Vermont Electric has also now established a goal of incentivizing installation of in-home storage systems, ranging from heat-pump water heaters to electric vehicles. Coupling these incentives with two-way member communications and innovative rate designs offers the co-op another opportunity to maximize its use of renewables.
Costs, Benefits, Complexities
Assuming that increasing the presence of renewable energy sources is a desirable goal, it appears that the most cost-effective approach will likely involve staged installations of renewable generation, often in the form of strategically sited generating systems that incorporate multiple generation and storage technologies.

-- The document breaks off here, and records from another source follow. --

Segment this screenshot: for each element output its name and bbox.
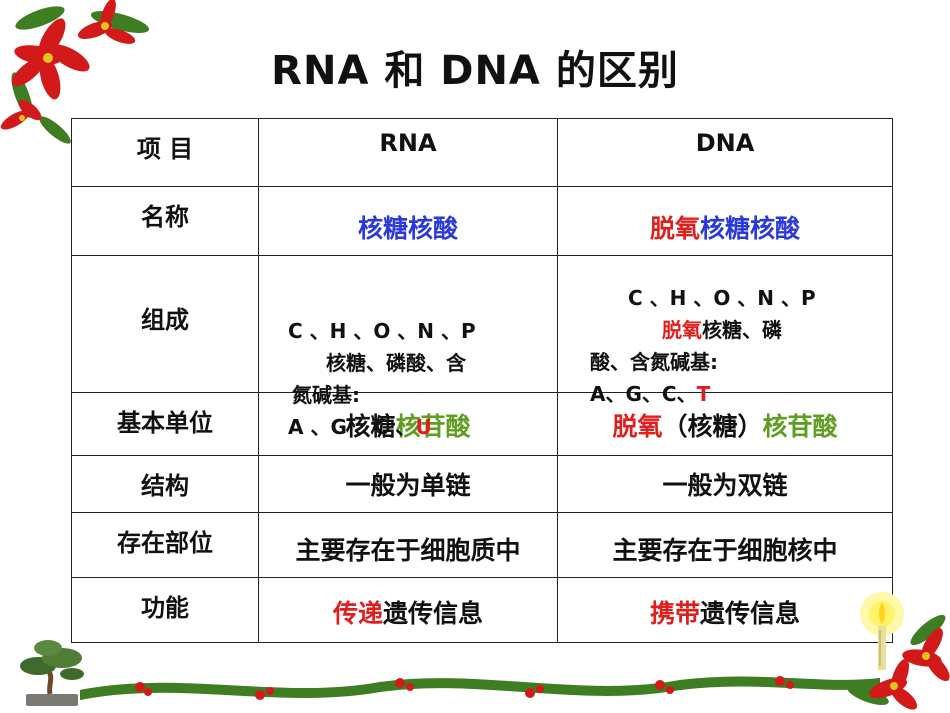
row-label-name: 名称 xyxy=(141,203,189,231)
rna-unit: 核糖核苷酸 xyxy=(345,412,471,441)
table-row-structure: 结构 一般为单链 一般为双链 xyxy=(71,455,893,513)
table-row-header: 项 目 RNA DNA xyxy=(71,118,893,187)
holly-garland-icon xyxy=(80,676,880,700)
row-label-function: 功能 xyxy=(141,594,189,622)
rna-location: 主要存在于细胞质中 xyxy=(295,536,521,565)
row-label-structure: 结构 xyxy=(141,472,189,500)
slide-title: RNA 和 DNA 的区别 xyxy=(271,48,679,94)
rna-composition: C 、H 、O 、N 、P 核糖、磷酸、含 氮碱基: A 、G 、C 、U xyxy=(288,319,476,439)
table-row-function: 功能 传递遗传信息 携带遗传信息 xyxy=(71,577,893,643)
dna-unit: 脱氧（核糖）核苷酸 xyxy=(612,412,838,441)
bonsai-tree-icon xyxy=(20,640,84,706)
dna-function: 携带遗传信息 xyxy=(649,599,801,628)
poinsettia-corner-icon xyxy=(848,614,950,710)
table-row-name: 名称 核糖核酸 脱氧核糖核酸 xyxy=(71,186,893,256)
rna-structure: 一般为单链 xyxy=(345,471,471,500)
table-row-location: 存在部位 主要存在于细胞质中 主要存在于细胞核中 xyxy=(71,512,893,578)
dna-name: 脱氧核糖核酸 xyxy=(649,214,801,243)
header-item: 项 目 xyxy=(136,135,194,163)
comparison-table: 项 目 RNA DNA 名称 核糖核酸 脱氧核糖核酸 组成 基本单位 核糖核苷酸… xyxy=(71,118,893,643)
header-rna: RNA xyxy=(379,129,437,157)
poinsettia-decoration-icon xyxy=(0,0,150,144)
dna-composition: C 、H 、O 、N 、P 脱氧核糖、磷 酸、含氮碱基: A、G、C、T xyxy=(590,286,816,406)
row-label-unit: 基本单位 xyxy=(117,409,213,437)
table-row-composition: 组成 xyxy=(71,255,893,393)
dna-location: 主要存在于细胞核中 xyxy=(612,536,838,565)
table-row-unit: 基本单位 核糖核苷酸 脱氧（核糖）核苷酸 xyxy=(71,392,893,456)
row-label-composition: 组成 xyxy=(141,306,189,334)
header-dna: DNA xyxy=(695,129,755,157)
rna-name: 核糖核酸 xyxy=(357,214,458,243)
row-label-location: 存在部位 xyxy=(117,529,213,557)
dna-structure: 一般为双链 xyxy=(662,471,788,500)
rna-function: 传递遗传信息 xyxy=(332,599,484,628)
candle-icon xyxy=(860,592,904,670)
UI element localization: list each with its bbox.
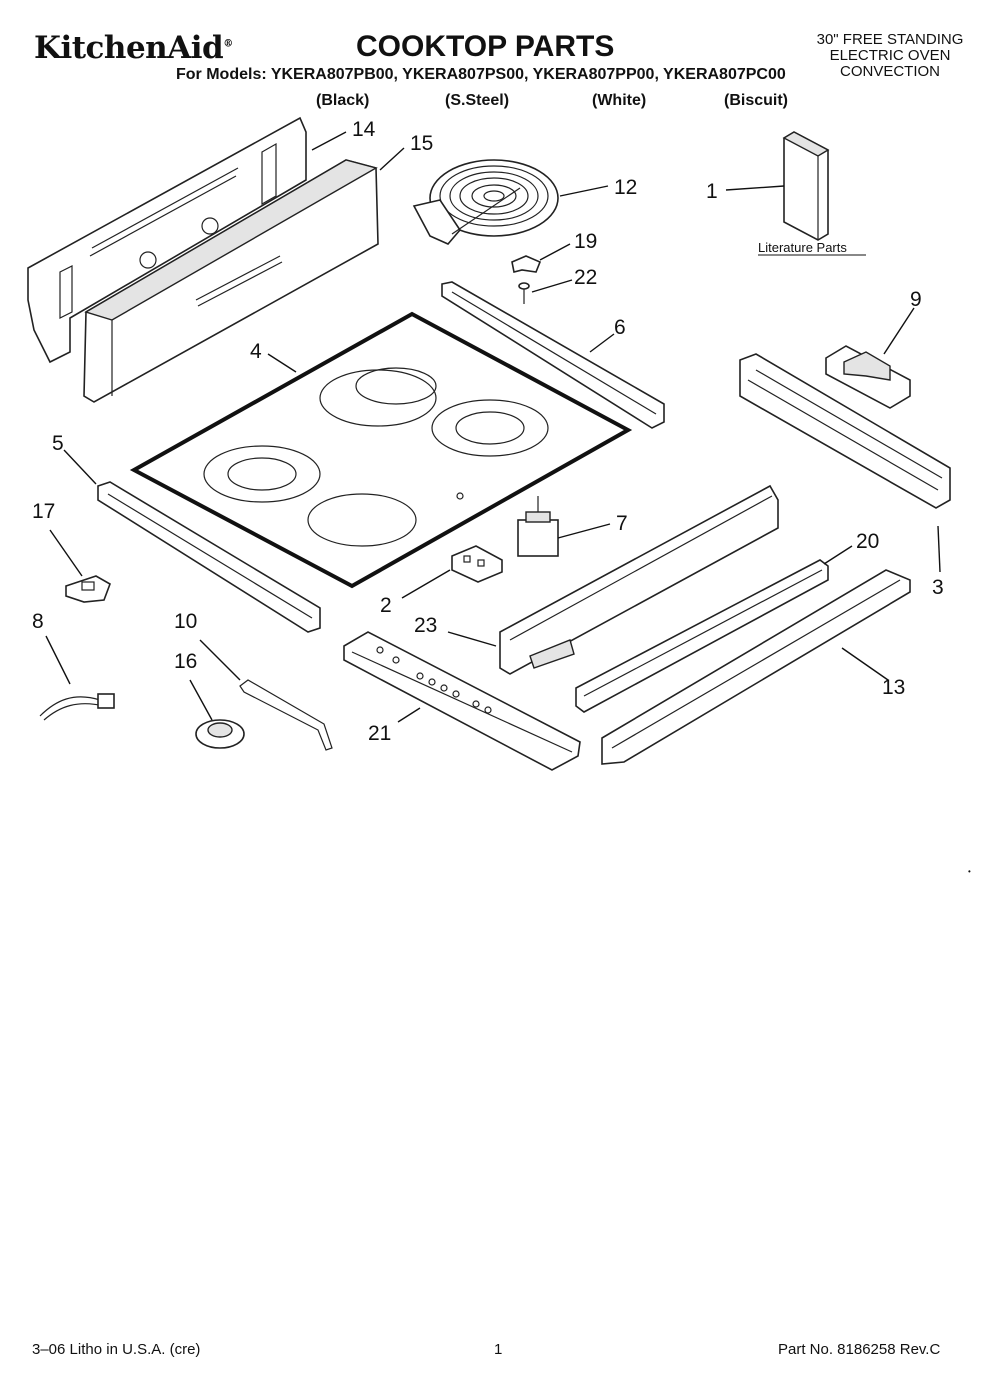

Pedernales Electric in Texas has acknowledged this by revising its original goal of 30 percent renewable capacity by 2020. Now, Muhoro says, the co-op aims for “cost-beneficial solutions without member subsidy,” to equal or exceed state or national renewable portfolio averages (whichever is greater) by 2020.
“It is better to discuss and focus on a percent of increase in renewables, [rather] than 100 percent,” Muhoro says. “This needs to be taken one step at a time.”
In the face of increasing interest in renewable energy, he adds, educating co-op board members, staff, and consumers about these complex, wide-ranging questions and concerns becomes essential.
“It is important to communicate to the membership the costs, benefits, complexities, and challenges of integrating renewables,” Muhoro says.
As Vermont Electric’s study demonstrated, installing a single large, centralized renewable power plant to meet any utility’s total energy needs is probably not feasible, at least for now. A more logical solution involves gradual investments in renewable power where technical and economic barriers are relatively low, such as community “solar gardens.”
But this does not mean the idea of a future powered by renewables is dead, only that utilities must be careful and realistic when establishing goals and transitioning away from carbon-based fuels. The challenge remains how to effectively build a bridge between today’s energy resources and generating technologies and those of tomorrow.
Utilities should anticipate gradual improvements in the technical and economic feasibility of renewables generation and energy storage technologies over time and bring those resources into their portfolios when it makes sense to do so.
Co-ops must also educate their boards, staffs, and members so they have a clear understanding of the opportunities and challenges associated with renewable energy. In this way, co-ops can be responsive to members and support the evolving consumer-centric business model, all while making wise investment decisions for continued economic and reliable system operations.